To initiate the Secant method, two initial approximations x0 and x1 are required, which do not necessarily need to bracket the root. The iterations proceed by the following formula: x_n+1 = x_n - f(x_n) * (x_n - x_n-1) / (f(x_n) - f(x_n-1)), where f(x) is the given function, and x_n and x_n-1 are the two most recent approximations. The process continues until the difference between successive approximations falls below a pre-specified tolerance level or the maximum number of iterations is reached.

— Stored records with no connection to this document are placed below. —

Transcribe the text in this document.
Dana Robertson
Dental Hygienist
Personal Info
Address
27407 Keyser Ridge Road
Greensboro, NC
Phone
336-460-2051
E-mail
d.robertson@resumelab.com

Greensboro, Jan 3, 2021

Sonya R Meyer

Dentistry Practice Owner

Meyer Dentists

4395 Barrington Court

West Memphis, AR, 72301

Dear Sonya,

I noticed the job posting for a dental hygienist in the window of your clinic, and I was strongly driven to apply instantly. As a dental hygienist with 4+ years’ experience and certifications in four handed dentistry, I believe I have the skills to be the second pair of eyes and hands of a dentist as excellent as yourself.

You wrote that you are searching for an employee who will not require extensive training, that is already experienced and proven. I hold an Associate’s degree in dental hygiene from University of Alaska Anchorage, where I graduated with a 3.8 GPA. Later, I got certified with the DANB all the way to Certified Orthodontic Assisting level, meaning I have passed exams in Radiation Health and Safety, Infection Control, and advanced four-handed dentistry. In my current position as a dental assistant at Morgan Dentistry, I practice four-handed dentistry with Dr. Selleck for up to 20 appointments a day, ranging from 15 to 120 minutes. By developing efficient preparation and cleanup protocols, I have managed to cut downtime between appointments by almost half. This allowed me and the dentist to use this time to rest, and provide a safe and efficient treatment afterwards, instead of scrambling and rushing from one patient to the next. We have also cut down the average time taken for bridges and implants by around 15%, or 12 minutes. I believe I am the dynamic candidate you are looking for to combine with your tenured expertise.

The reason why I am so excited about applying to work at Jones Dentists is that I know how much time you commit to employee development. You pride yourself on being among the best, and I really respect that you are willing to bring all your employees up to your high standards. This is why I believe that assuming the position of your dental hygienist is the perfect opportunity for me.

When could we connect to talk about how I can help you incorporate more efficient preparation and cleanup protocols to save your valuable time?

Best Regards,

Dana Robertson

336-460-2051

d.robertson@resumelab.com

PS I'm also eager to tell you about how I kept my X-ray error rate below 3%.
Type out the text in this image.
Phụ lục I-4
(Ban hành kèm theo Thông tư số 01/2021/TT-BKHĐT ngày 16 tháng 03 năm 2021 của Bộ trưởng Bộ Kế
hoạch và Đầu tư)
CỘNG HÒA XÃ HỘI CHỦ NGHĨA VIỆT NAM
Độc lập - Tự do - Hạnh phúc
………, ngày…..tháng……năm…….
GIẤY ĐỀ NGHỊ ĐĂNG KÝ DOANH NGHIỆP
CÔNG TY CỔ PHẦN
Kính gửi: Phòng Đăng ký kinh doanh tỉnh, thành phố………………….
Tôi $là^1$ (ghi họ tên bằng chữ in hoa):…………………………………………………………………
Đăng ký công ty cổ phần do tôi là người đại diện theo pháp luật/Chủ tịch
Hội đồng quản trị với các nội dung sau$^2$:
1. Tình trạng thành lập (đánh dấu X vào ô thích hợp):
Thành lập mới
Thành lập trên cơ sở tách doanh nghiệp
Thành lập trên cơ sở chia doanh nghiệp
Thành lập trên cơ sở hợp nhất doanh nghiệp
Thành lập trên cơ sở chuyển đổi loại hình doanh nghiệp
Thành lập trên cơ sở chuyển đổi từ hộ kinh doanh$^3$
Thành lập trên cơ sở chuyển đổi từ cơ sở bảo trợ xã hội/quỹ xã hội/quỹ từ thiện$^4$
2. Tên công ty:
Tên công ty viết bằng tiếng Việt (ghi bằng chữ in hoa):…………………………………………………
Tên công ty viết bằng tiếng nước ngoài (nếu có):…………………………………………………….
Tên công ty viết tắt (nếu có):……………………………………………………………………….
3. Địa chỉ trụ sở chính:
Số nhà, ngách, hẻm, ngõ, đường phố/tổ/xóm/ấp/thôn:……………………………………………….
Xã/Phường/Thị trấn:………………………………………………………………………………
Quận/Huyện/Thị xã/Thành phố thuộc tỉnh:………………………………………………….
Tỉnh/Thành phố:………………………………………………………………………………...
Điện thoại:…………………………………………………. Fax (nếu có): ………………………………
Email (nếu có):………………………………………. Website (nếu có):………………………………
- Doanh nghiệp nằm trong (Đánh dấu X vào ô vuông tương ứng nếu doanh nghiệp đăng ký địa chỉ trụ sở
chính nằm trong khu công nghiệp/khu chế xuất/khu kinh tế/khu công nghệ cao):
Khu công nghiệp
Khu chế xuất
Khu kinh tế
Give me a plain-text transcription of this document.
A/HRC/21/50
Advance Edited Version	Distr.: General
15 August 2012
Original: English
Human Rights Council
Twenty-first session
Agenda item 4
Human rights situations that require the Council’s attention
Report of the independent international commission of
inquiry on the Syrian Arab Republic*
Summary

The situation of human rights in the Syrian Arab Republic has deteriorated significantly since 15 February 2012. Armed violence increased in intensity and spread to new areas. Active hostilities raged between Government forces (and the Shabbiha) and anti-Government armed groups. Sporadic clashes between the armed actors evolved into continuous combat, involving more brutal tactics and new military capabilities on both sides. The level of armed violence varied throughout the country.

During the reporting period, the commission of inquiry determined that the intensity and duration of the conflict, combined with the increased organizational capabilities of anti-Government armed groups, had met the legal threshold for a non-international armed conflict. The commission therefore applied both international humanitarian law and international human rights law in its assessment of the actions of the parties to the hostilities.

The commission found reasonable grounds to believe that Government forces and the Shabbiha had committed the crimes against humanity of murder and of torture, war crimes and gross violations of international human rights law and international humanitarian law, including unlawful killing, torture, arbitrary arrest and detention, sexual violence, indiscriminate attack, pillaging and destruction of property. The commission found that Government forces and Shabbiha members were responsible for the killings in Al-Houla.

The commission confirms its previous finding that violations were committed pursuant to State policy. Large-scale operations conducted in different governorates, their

The Secant method converges at a rate that is faster than the Bisection method but slower than Newton's method. However, it requires only one function evaluation per iteration, as opposed to Newton's method, which requires both function and derivative evaluations.
#include <iostream.h>
#include <conio.h>
#include <math.h>
float eq(float i)
{
return (pow(i, 3) - (4 * i) - 9); // original equation
}
void main()
{
float a, b, z, c, m, n;
clrscr();
for (int i = 0; i < 100; i++)
{
z = eq(i);
if (z >= 0)
{
b = i;
a = --i;
goto START;
}
}
START:
cout << "\nFirst initial: " << a;
cout << "\nSecond initial: " << b;
for (i = 0; i < 100; i++)
{
float h, d;
m = eq(a);
n = eq(b);
c = ((a * n) - (b * m)) / (n - m);
a = b;
b = c;
z = eq(c);
if (z > 0 && z < 0.09) // stoping criteria
{
goto END;
}
}
END:
cout << "\n\nRoot: " << c;
getch();
}